It's been 3 months now since we moved from our home in Nunavut to our new life in New Brunswick so I thought it might be time for the inevitable 'I'm not in Nunavut' anymore post. All the Northern bloggers do one sooner or later. It's a right of passage. A sort of closure for that part of your blogging career. I've been putting off writing this post for a while, in the mean time taking notes of things to add when something jumped out in my mind. For a long time the list consisted only of things that were good about not being up there anymore but now with some time and the perspective of hindsight, I have a list of things I'll miss too. So without further ado....

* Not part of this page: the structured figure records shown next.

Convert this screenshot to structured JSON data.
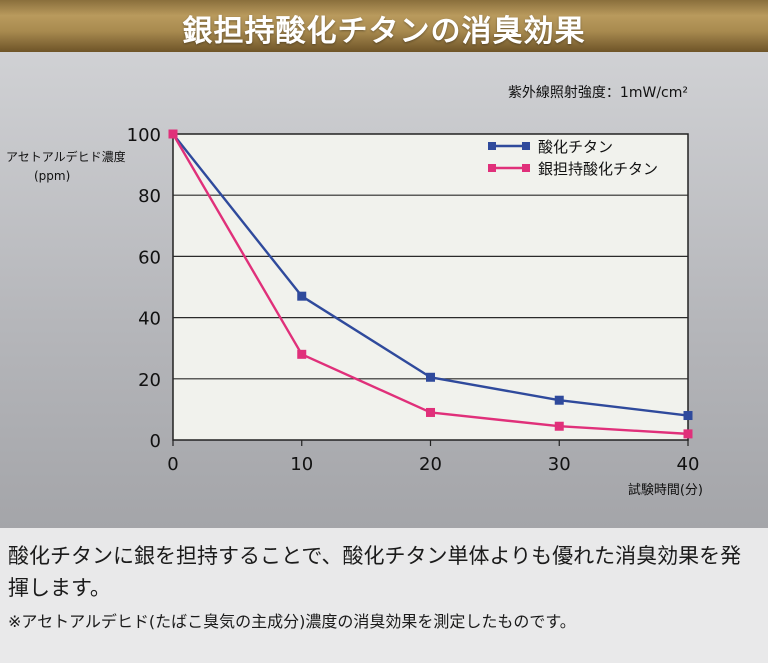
{
  "title": "銀担持酸化チタンの消臭効果",
  "caption": {
    "main": "酸化チタンに銀を担持することで、酸化チタン単体よりも優れた消臭効果を発揮します。",
    "note": "※アセトアルデヒド(たばこ臭気の主成分)濃度の消臭効果を測定したものです。"
  },
  "chart_data": {
    "type": "line",
    "annotation": "紫外線照射強度：1mW/cm²",
    "ylabel": "アセトアルデヒド濃度",
    "ylabel_unit": "(ppm)",
    "xlabel": "試験時間(分)",
    "x": [
      0,
      10,
      20,
      30,
      40
    ],
    "xlim": [
      0,
      40
    ],
    "ylim": [
      0,
      100
    ],
    "xticks": [
      "0",
      "10",
      "20",
      "30",
      "40"
    ],
    "yticks": [
      "0",
      "20",
      "40",
      "60",
      "80",
      "100"
    ],
    "grid": true,
    "legend_position": "top-right",
    "series": [
      {
        "name": "酸化チタン",
        "color": "#2f4a9c",
        "values": [
          100,
          47,
          20.5,
          13,
          8
        ]
      },
      {
        "name": "銀担持酸化チタン",
        "color": "#e0307a",
        "values": [
          100,
          28,
          9,
          4.5,
          2
        ]
      }
    ]
  }
}
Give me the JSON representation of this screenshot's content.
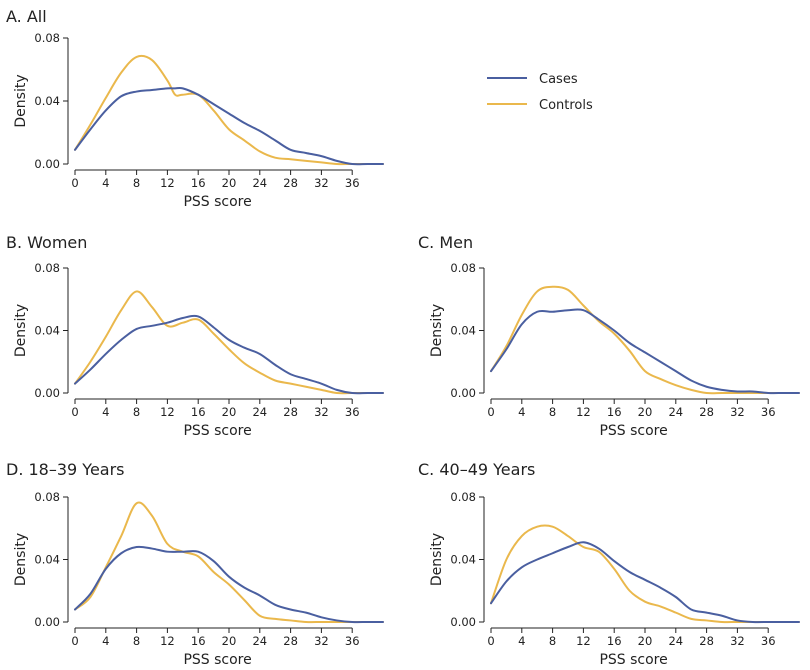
{
  "legend": {
    "items": [
      {
        "name": "Cases",
        "color": "#4a5fa0"
      },
      {
        "name": "Controls",
        "color": "#eab84c"
      }
    ]
  },
  "chart_data": [
    {
      "type": "line",
      "title": "A. All",
      "xlabel": "PSS score",
      "ylabel": "Density",
      "xlim": [
        0,
        40
      ],
      "ylim": [
        0,
        0.08
      ],
      "xticks": [
        "0",
        "4",
        "8",
        "12",
        "16",
        "20",
        "24",
        "28",
        "32",
        "36"
      ],
      "yticks": [
        "0.00",
        "0.04",
        "0.08"
      ],
      "x": [
        0,
        2,
        4,
        6,
        8,
        10,
        12,
        13,
        14,
        16,
        18,
        20,
        22,
        24,
        26,
        28,
        30,
        32,
        34,
        36,
        38,
        40
      ],
      "series": [
        {
          "name": "Cases",
          "values": [
            0.009,
            0.022,
            0.034,
            0.043,
            0.046,
            0.047,
            0.048,
            0.048,
            0.048,
            0.044,
            0.038,
            0.032,
            0.026,
            0.021,
            0.015,
            0.009,
            0.007,
            0.005,
            0.002,
            0.0,
            0.0,
            0.0
          ]
        },
        {
          "name": "Controls",
          "values": [
            0.009,
            0.025,
            0.042,
            0.058,
            0.068,
            0.066,
            0.053,
            0.044,
            0.044,
            0.044,
            0.034,
            0.022,
            0.015,
            0.008,
            0.004,
            0.003,
            0.002,
            0.001,
            0.0,
            0.0,
            0.0,
            0.0
          ]
        }
      ]
    },
    {
      "type": "line",
      "title": "B. Women",
      "xlabel": "PSS score",
      "ylabel": "Density",
      "xlim": [
        0,
        40
      ],
      "ylim": [
        0,
        0.08
      ],
      "xticks": [
        "0",
        "4",
        "8",
        "12",
        "16",
        "20",
        "24",
        "28",
        "32",
        "36"
      ],
      "yticks": [
        "0.00",
        "0.04",
        "0.08"
      ],
      "x": [
        0,
        2,
        4,
        6,
        8,
        10,
        12,
        14,
        16,
        18,
        20,
        22,
        24,
        26,
        28,
        30,
        32,
        34,
        36,
        38,
        40
      ],
      "series": [
        {
          "name": "Cases",
          "values": [
            0.006,
            0.015,
            0.025,
            0.034,
            0.041,
            0.043,
            0.045,
            0.048,
            0.049,
            0.042,
            0.034,
            0.029,
            0.025,
            0.018,
            0.012,
            0.009,
            0.006,
            0.002,
            0.0,
            0.0,
            0.0
          ]
        },
        {
          "name": "Controls",
          "values": [
            0.006,
            0.02,
            0.036,
            0.053,
            0.065,
            0.055,
            0.043,
            0.045,
            0.047,
            0.038,
            0.028,
            0.019,
            0.013,
            0.008,
            0.006,
            0.004,
            0.002,
            0.0,
            0.0,
            0.0,
            0.0
          ]
        }
      ]
    },
    {
      "type": "line",
      "title": "C. Men",
      "xlabel": "PSS score",
      "ylabel": "Density",
      "xlim": [
        0,
        40
      ],
      "ylim": [
        0,
        0.08
      ],
      "xticks": [
        "0",
        "4",
        "8",
        "12",
        "16",
        "20",
        "24",
        "28",
        "32",
        "36"
      ],
      "yticks": [
        "0.00",
        "0.04",
        "0.08"
      ],
      "x": [
        0,
        2,
        4,
        6,
        8,
        10,
        12,
        14,
        16,
        18,
        20,
        22,
        24,
        26,
        28,
        30,
        32,
        34,
        36,
        38,
        40
      ],
      "series": [
        {
          "name": "Cases",
          "values": [
            0.014,
            0.028,
            0.044,
            0.052,
            0.052,
            0.053,
            0.053,
            0.047,
            0.04,
            0.032,
            0.026,
            0.02,
            0.014,
            0.008,
            0.004,
            0.002,
            0.001,
            0.001,
            0.0,
            0.0,
            0.0
          ]
        },
        {
          "name": "Controls",
          "values": [
            0.014,
            0.03,
            0.05,
            0.065,
            0.068,
            0.066,
            0.056,
            0.046,
            0.038,
            0.027,
            0.014,
            0.009,
            0.005,
            0.002,
            0.0,
            0.0,
            0.0,
            0.0,
            0.0,
            0.0,
            0.0
          ]
        }
      ]
    },
    {
      "type": "line",
      "title": "D. 18–39 Years",
      "xlabel": "PSS score",
      "ylabel": "Density",
      "xlim": [
        0,
        40
      ],
      "ylim": [
        0,
        0.08
      ],
      "xticks": [
        "0",
        "4",
        "8",
        "12",
        "16",
        "20",
        "24",
        "28",
        "32",
        "36"
      ],
      "yticks": [
        "0.00",
        "0.04",
        "0.08"
      ],
      "x": [
        0,
        2,
        4,
        6,
        8,
        10,
        12,
        14,
        16,
        18,
        20,
        22,
        24,
        26,
        28,
        30,
        32,
        34,
        36,
        38,
        40
      ],
      "series": [
        {
          "name": "Cases",
          "values": [
            0.008,
            0.018,
            0.034,
            0.044,
            0.048,
            0.047,
            0.045,
            0.045,
            0.045,
            0.039,
            0.029,
            0.022,
            0.017,
            0.011,
            0.008,
            0.006,
            0.003,
            0.001,
            0.0,
            0.0,
            0.0
          ]
        },
        {
          "name": "Controls",
          "values": [
            0.008,
            0.016,
            0.035,
            0.055,
            0.076,
            0.068,
            0.05,
            0.045,
            0.042,
            0.032,
            0.024,
            0.014,
            0.004,
            0.002,
            0.001,
            0.0,
            0.0,
            0.0,
            0.0,
            0.0,
            0.0
          ]
        }
      ]
    },
    {
      "type": "line",
      "title": "C. 40–49 Years",
      "xlabel": "PSS score",
      "ylabel": "Density",
      "xlim": [
        0,
        40
      ],
      "ylim": [
        0,
        0.08
      ],
      "xticks": [
        "0",
        "4",
        "8",
        "12",
        "16",
        "20",
        "24",
        "28",
        "32",
        "36"
      ],
      "yticks": [
        "0.00",
        "0.04",
        "0.08"
      ],
      "x": [
        0,
        2,
        4,
        6,
        8,
        10,
        12,
        14,
        16,
        18,
        20,
        22,
        24,
        26,
        28,
        30,
        32,
        34,
        36,
        38,
        40
      ],
      "series": [
        {
          "name": "Cases",
          "values": [
            0.012,
            0.026,
            0.035,
            0.04,
            0.044,
            0.048,
            0.051,
            0.047,
            0.039,
            0.032,
            0.027,
            0.022,
            0.016,
            0.008,
            0.006,
            0.004,
            0.001,
            0.0,
            0.0,
            0.0,
            0.0
          ]
        },
        {
          "name": "Controls",
          "values": [
            0.012,
            0.04,
            0.055,
            0.061,
            0.061,
            0.055,
            0.048,
            0.045,
            0.034,
            0.02,
            0.013,
            0.01,
            0.006,
            0.002,
            0.001,
            0.0,
            0.0,
            0.0,
            0.0,
            0.0,
            0.0
          ]
        }
      ]
    }
  ]
}
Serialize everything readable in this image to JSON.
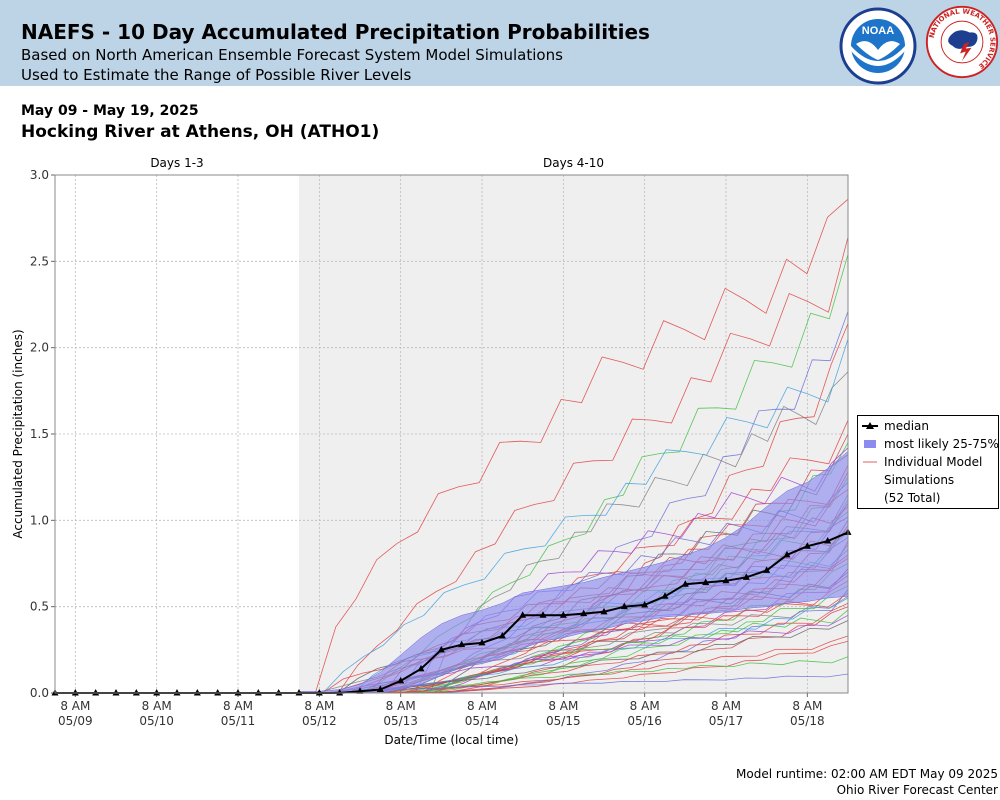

Southern things that are hard to get used to-
-Not having a years groceries at any given time. It seems I get a little snaky if I don't have at least 50 boxes of Kraft Dinner and 10 bottles of taco sauce in my pantry. I have designated one closet in my house as our 'sealift closet' and try and keep a small stockpile if our most used items.
-Recycling- When I moved north I was so hard to get used to throwing everything out. I felt dirty seeing pop cans and cardboard in a garbage can. I'm now astounded at how little garbage we actually accumulate in the run of a week once you sort out the recyclables. The downside is adding the disposal of the sorted items to your already busy schedule but I don't mind. I think I have to be extra dilligent to counterbalance all the garbage I left in the north.
-High def TV. It's just too much! I'm used to it by now but the first few weeks I found it rather distracting.
-Working 9-5. Well, not quite. Nick is working shift work so it's not 9 to 5 by any means but he has a schedule and is not ever on call. If he has the weekend off he knows he'll be able to plan something without the likelihood of being called out at any given moment. The phone never rings at 3am and a family event or supper is never interrupted by someone else's problems. It's nice having that stability.
-Choices- I'd come to rely on the ease of having little or no choice in where I shop or what I can buy. There is something freeing about accepting that you don't have much choice so you live with what you can get or you do without. Having so many stores to choose from and sites that you can afford the shipping from is sometimes overwhelming.
Things that I miss:
- The beauty of the north. I love the trees and the beauty New Brunswick has to offer but I will always miss the breathtaking views of the fiord out my front window.
-The unique experiences- When will I ever again get to stand on the tail of a whale, do a polar dip in July in the arctic ocean or participate in a northern style parade on Canada Day.
-The laid back lifestyle- A friend once coined Nunavut as her frozen Jamaica which I realised quickly was a very apt description. Everybody and everything runs on Nunavut time which is rarely on time and never predictable. While that took some getting used to it was one of the charming characteristics of northern life.
-Family Dinners- This is a little contrary to what I said earlier in this post but I miss sitting down to eat as a family every night. Even though Nick was always on call we did manage to spend the vast majority of our suppers together. With both of us working and the kids spending lots of time at their grandparents it seems we only sit down together maybe twice a week these days. That's something I'm working to change.
-The kids being able to run loose. I was recently showing pictures of my time in the north and there was a picture of Oliver being carried by an elder during Aboriginal Day celebrations in Cape Dorset. He would have been about 5 months old. My friend asked who the lady was and I said I have no idea. She was someone who saw that O was getting cranky while I was trying to do face painting and just picked him up to help me out. She said really? You let someone just take your baby? I can understand why people down here would find that shocking because I'm sure you would never do that here. I'm also sure they would never let their 2-1/2 year old run around all of Canada Day with kids they don't know and not being at all panicked if I looked up and he wasn't in the same place he was 2 minutes ago. The sense of community parenting was strong in both Cape Dorset and Pang. I couldn't go to the store without someone adjusting my amauti or asking how the kids were. I guess the fact that a random white kid living with an Inuit family would attract alot of attention should someone actually attempt a kidnapping also takes alot off a mother's mind.
-The Northern Lights and 24 hour daylight. The daylight might be a surprise to people who can't imagine dealing with that. Don't knock it till you try it, I would have taken that with me in a minute.
One thing that hasn't changed:
-Monitoring water usage- Now it's because we have to pay for the water we use instead of just worrying about running out but it's still something we think about every day.